Canadian mortgage investment corporations (MICs), alternative lenders that provide riskier mortgage loans and modest construction finance, are finding it difficult to get investors, which firms and analysts say might put more pressure on them and lead to industry consolidation.

The historic lows in interest rates over recent years drew investors eager for large returns to these alternative lenders, which account for around 1.5% of Canada's mortgage market, according to Reuters.

But as a result of this year's Bank of Canada tightening cycle, rates rose quickly, prompting investors to look for safer, higher-yielding assets.

Despite the sustained high demand from borrowers, worries about a property market that is quickly cooling and a potential recession have depleted enthusiasm.

“We’re going through a period now where investors are more cautious as to how alternative (investments) and really the overall real estate market, is adjusting to higher interest rates,” Dean Koeller, president of Calvert Home MIC and chairman of the Canadian Alternative Mortgage Lenders Association, told Reuters.

MICs pool loans made to small real estate developers and borrowers who are ineligible for residential mortgages from banks, which they then sell to investors. Most of these loans have floating rates, which means that payments rise in tandem with interest rates.

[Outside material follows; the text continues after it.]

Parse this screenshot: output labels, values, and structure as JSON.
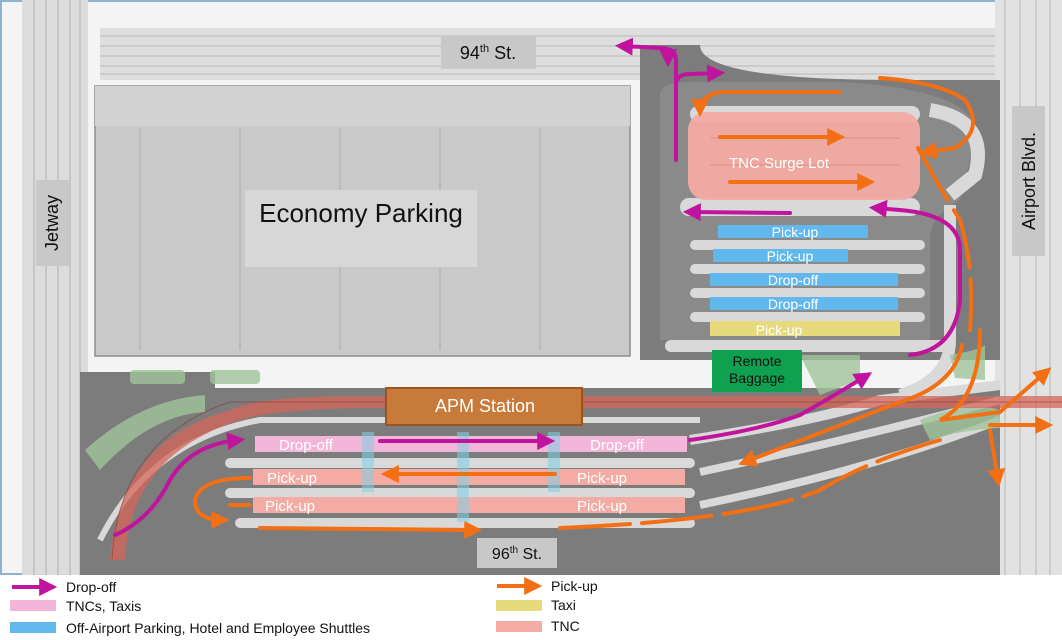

Even though the direct effects of the sector's problems are minimal due to its small scale, the Bank of Canada warned in a staff note that MICs and other private lenders' problems could indirectly increase the financial system's vulnerabilities. However, any tremors experienced by MICs may have an impact on larger lenders, from which MICs borrow money.

Rob Colangelo, senior credit officer at Moody's Investors Service, noted that while rising interest rates benefit lenders since they increase margins, that’s being offset by investors' demands for larger returns.

He warned that any potential increase in unemployment may force debtors into default, worsening the situation for all parties, if MICs increased the cost of loans to entice investors.

As smaller MICs, who traditionally have a harder time accessing bank finance, fail to acquire enough money to survive, current conditions might also result in an increase in bankruptcies or consolidation in the industry, according to Colangelo.

The slowdown occurs as the demand for loans from MICs continues to be high, with larger banks tightening lending requirements and driving more borrowers to alternative lenders.

In a perfect scenario, a MIC might get enough equity from investors to cover all of its mortgage commitments.

It is an "expensive proposition," according to Moody's Colangelo, to use credit to fund loans, which increases business risk in a market where housing prices are down.